Prenons acte d’une chose élémentaire : une vie, ça ne se quantifie pas. Une personne, c’est, en principe, l’unité élémentaire de la Vie. Toute personne se doit d’être un élément du peuple, tout comme le peuple doit bien comprendre que chaque élément qui le constitue est indispensable. Le drame de la société actuelle, sa véritable dérive, c’est d’arriver à des démarches telles que la minorité visible, à la mise en exergue de l’individualisme, et surtout à l’opposition entre les gens basée sur la différence. Je déteste ces concepts. Je les hais même. Pourquoi ? Parce que ce n’est pas une nationalité, une religion, ou une couleur de peau qui définit une personne. Ce sont sa détermination, sa capacité à être un membre actif du groupe, son respect pour les autres. Plus on s’appuiera sur la différence, moins l’on accordera de valeur à l’ensemble. Le débat sur l’identité nationale a fait des étincelles. Des gens se plaignent de ne plus se reconnaître dans leur patrie.
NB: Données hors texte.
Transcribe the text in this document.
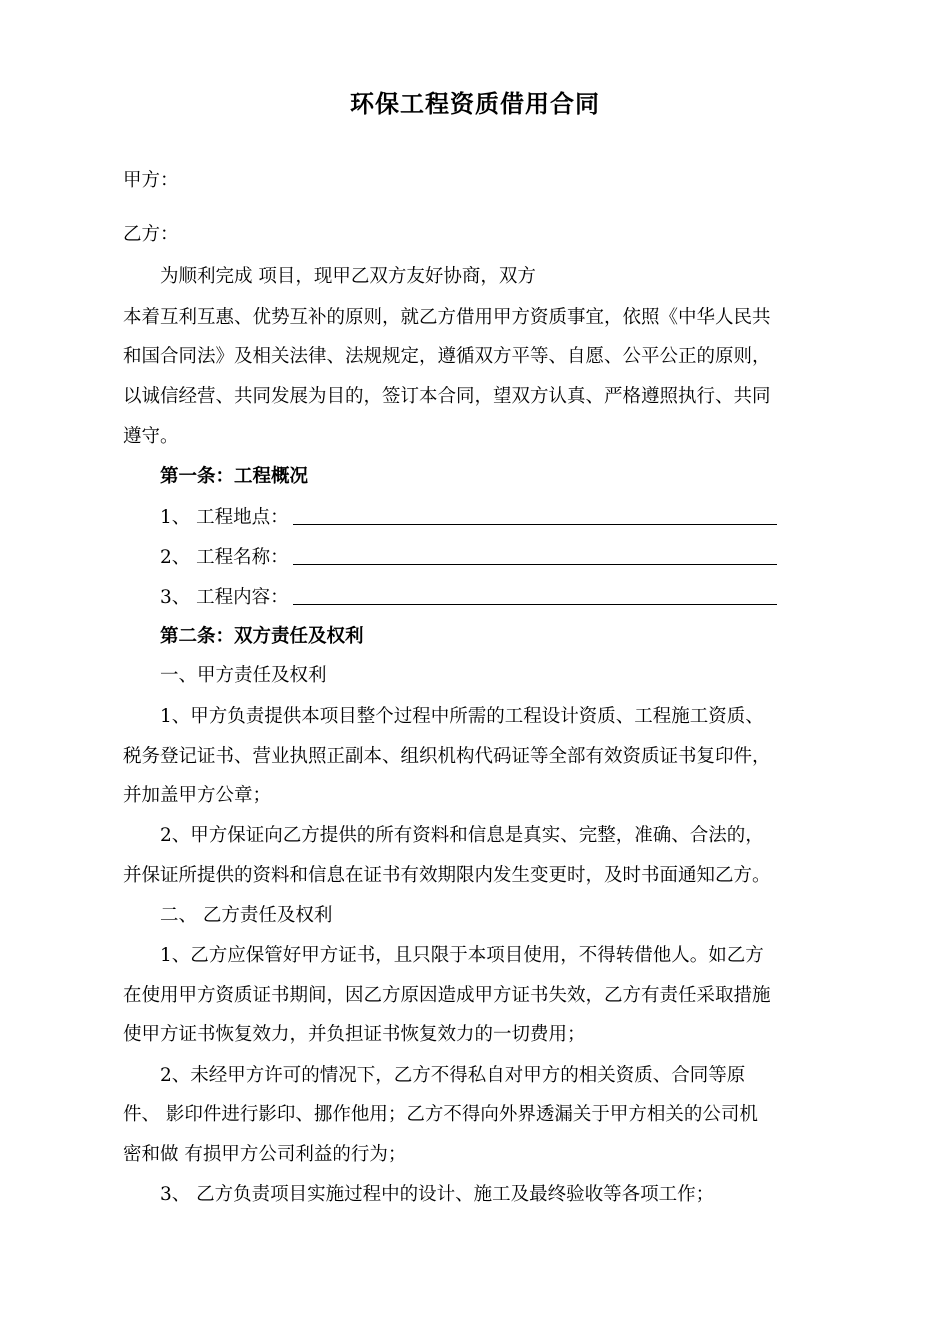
环保工程资质借用合同
甲方：
乙方：
为顺利完成 项目，现甲乙双方友好协商，双方
本着互利互惠、优势互补的原则，就乙方借用甲方资质事宜，依照《中华人民共
和国合同法》及相关法律、法规规定，遵循双方平等、自愿、公平公正的原则，
以诚信经营、共同发展为目的，签订本合同，望双方认真、严格遵照执行、共同
遵守。
第一条：工程概况
1、 工程地点：
2、 工程名称：
3、 工程内容：
第二条：双方责任及权利
一、甲方责任及权利
1、甲方负责提供本项目整个过程中所需的工程设计资质、工程施工资质、
税务登记证书、营业执照正副本、组织机构代码证等全部有效资质证书复印件，
并加盖甲方公章；
2、甲方保证向乙方提供的所有资料和信息是真实、完整，准确、合法的，
并保证所提供的资料和信息在证书有效期限内发生变更时，及时书面通知乙方。
二、 乙方责任及权利
1、乙方应保管好甲方证书，且只限于本项目使用，不得转借他人。如乙方
在使用甲方资质证书期间，因乙方原因造成甲方证书失效，乙方有责任采取措施
使甲方证书恢复效力，并负担证书恢复效力的一切费用；
2、未经甲方许可的情况下，乙方不得私自对甲方的相关资质、合同等原
件、 影印件进行影印、挪作他用；乙方不得向外界透漏关于甲方相关的公司机
密和做 有损甲方公司利益的行为；
3、 乙方负责项目实施过程中的设计、施工及最终验收等各项工作；
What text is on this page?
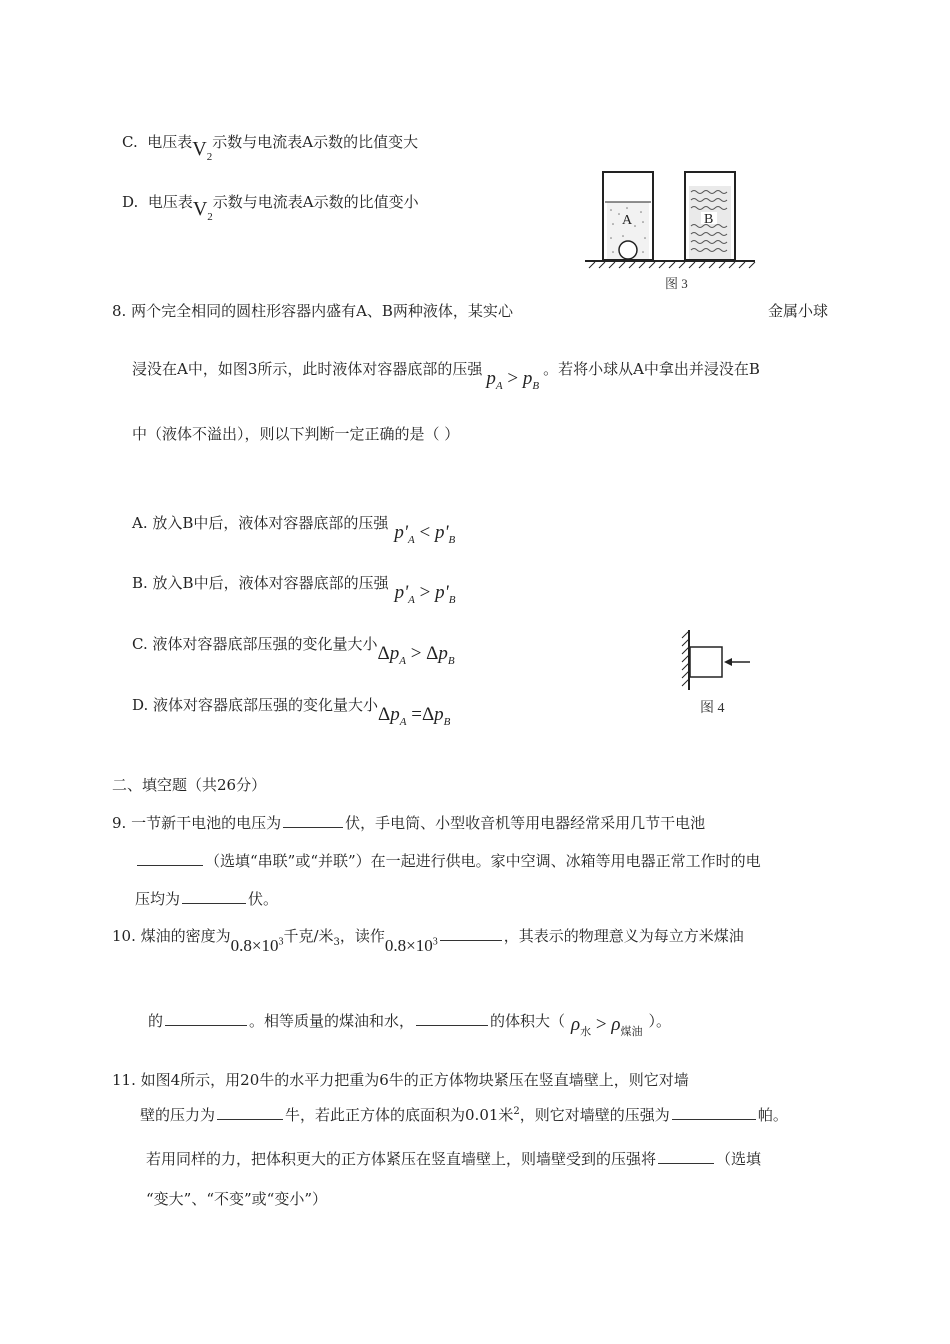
C. 电压表$V_2$示数与电流表A示数的比值变大
D. 电压表$V_2$示数与电流表A示数的比值变小
A	B
图 3
8. 两个完全相同的圆柱形容器内盛有A、B两种液体，某实心	金属小球
浸没在A中，如图3所示，此时液体对容器底部的压强 $p_A > p_B$。若将小球从A中拿出并浸没在B
中（液体不溢出），则以下判断一定正确的是（ ）
A. 放入B中后，液体对容器底部的压强 $p'_A < p'_B$
B. 放入B中后，液体对容器底部的压强 $p'_A > p'_B$
C. 液体对容器底部压强的变化量大小$\Delta p_A > \Delta p_B$
D. 液体对容器底部压强的变化量大小$\Delta p_A =\Delta p_B$
图 4
二、填空题（共26分）
9. 一节新干电池的电压为	伏，手电筒、小型收音机等用电器经常采用几节干电池
（选填“串联”或“并联”）在一起进行供电。家中空调、冰箱等用电器正常工作时的电
压均为	伏。
10. 煤油的密度为$0.8\times 10^3$千克/米$_3$，读作$0.8\times 10^3$	，其表示的物理意义为每立方米煤油
的	。相等质量的煤油和水，	的体积大（ $\rho_水 > \rho_{煤油}$）。
11. 如图4所示，用20牛的水平力把重为6牛的正方体物块紧压在竖直墙壁上，则它对墙
壁的压力为	牛，若此正方体的底面积为0.01米$^2$，则它对墙壁的压强为	帕。
若用同样的力，把体积更大的正方体紧压在竖直墙壁上，则墙壁受到的压强将	（选填
“变大”、“不变”或“变小”）
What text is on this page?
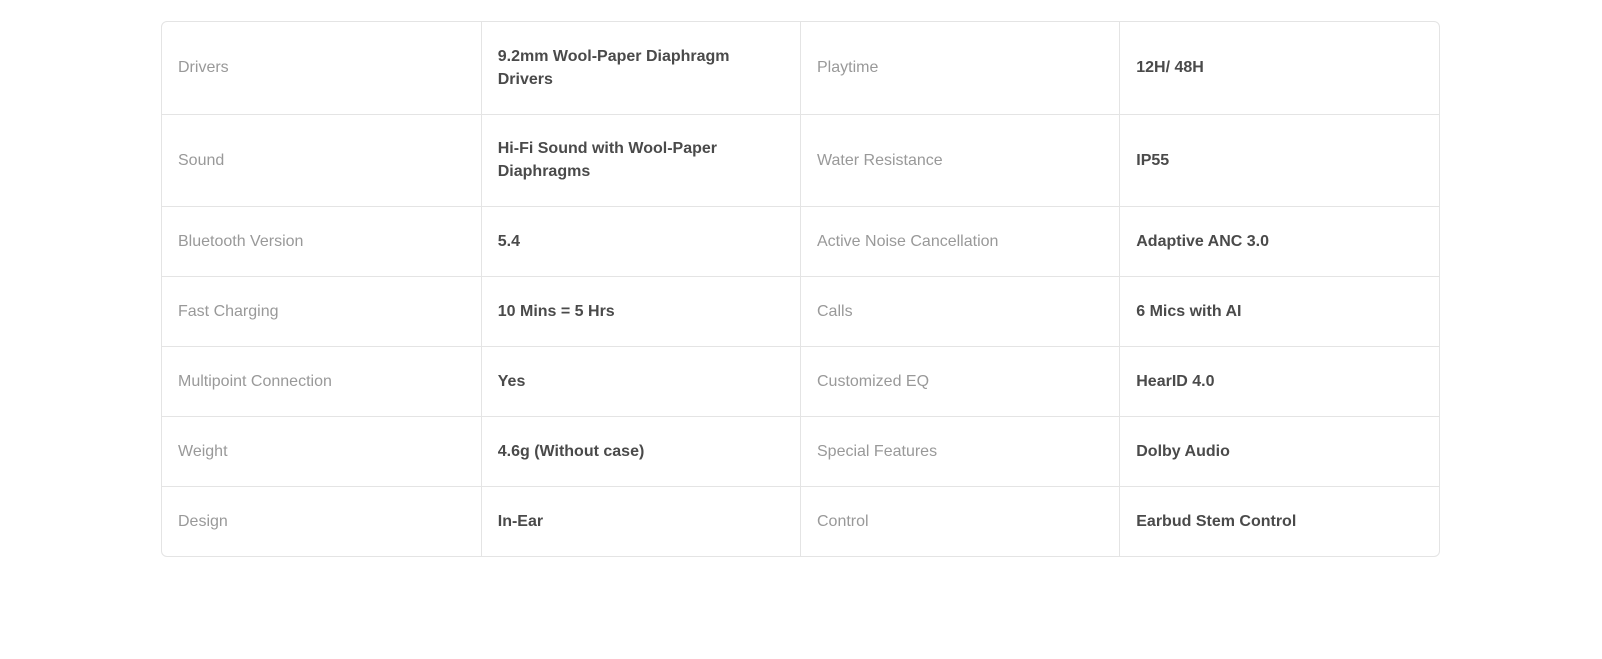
Drivers	9.2mm Wool-Paper Diaphragm Drivers	Playtime	12H/ 48H
Sound	Hi-Fi Sound with Wool-Paper Diaphragms	Water Resistance	IP55
Bluetooth Version	5.4	Active Noise Cancellation	Adaptive ANC 3.0
Fast Charging	10 Mins = 5 Hrs	Calls	6 Mics with AI
Multipoint Connection	Yes	Customized EQ	HearID 4.0
Weight	4.6g (Without case)	Special Features	Dolby Audio
Design	In-Ear	Control	Earbud Stem Control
Et cela étonne ? J’ai comme des doutes là. Quand on vous annonce sans frémir qu’une culture nationale et séculaire n’a pas d’importance (comme quand l’UE « oublie » d’inclure les fêtes religieuses catholiques dans un agenda à destination des élèves, tandis que toutes les autres religions y sont mentionnées). Quand on vous impose des débats qui n’ont pas lieu d’être (comme par exemple l’interdiction formelle des signes religieux dans les administrations, les services publics et les écoles, alors que la laïcité est inscrite dans le marbre depuis 1905), je n’ai aucun doute sur le fait qu’il devient légitime de douter tant des chiffres, que de sa propre position dans la société.

Oubliez les chiffres. Oubliez les échelles. Revenons à des fondamentaux, à des constats, à des analyses de la réalité, et pas des projections absconses qui satisfont l’ego de certains. C’est en regardant la rue, au dehors, chez soi qu’on sait ce qui est concret. Pas en établissant des grilles stupides et confortables. Notez enfin un point « amusant » (selon mes critères s’entend) : on se plaint de l’abstention record lors des cantonales. Vous savez pourquoi ? Parce que les gens se fient à des chiffres, au lieu d’en prendre toute la mesure. Deux choses ressortent : un, peu de gens comprennent les enjeux de ces élections. Deux, les gens veulent avant tout se préoccuper de ce qui les concerne dans l’immédiat, donc non pas à savoir quel fantoche sera élu, mais plus de savoir qui leur donnera un salaire décent, dans quelles conditions ils pourront avoir un avenir, ou encore dans quelle école iront leurs enfants.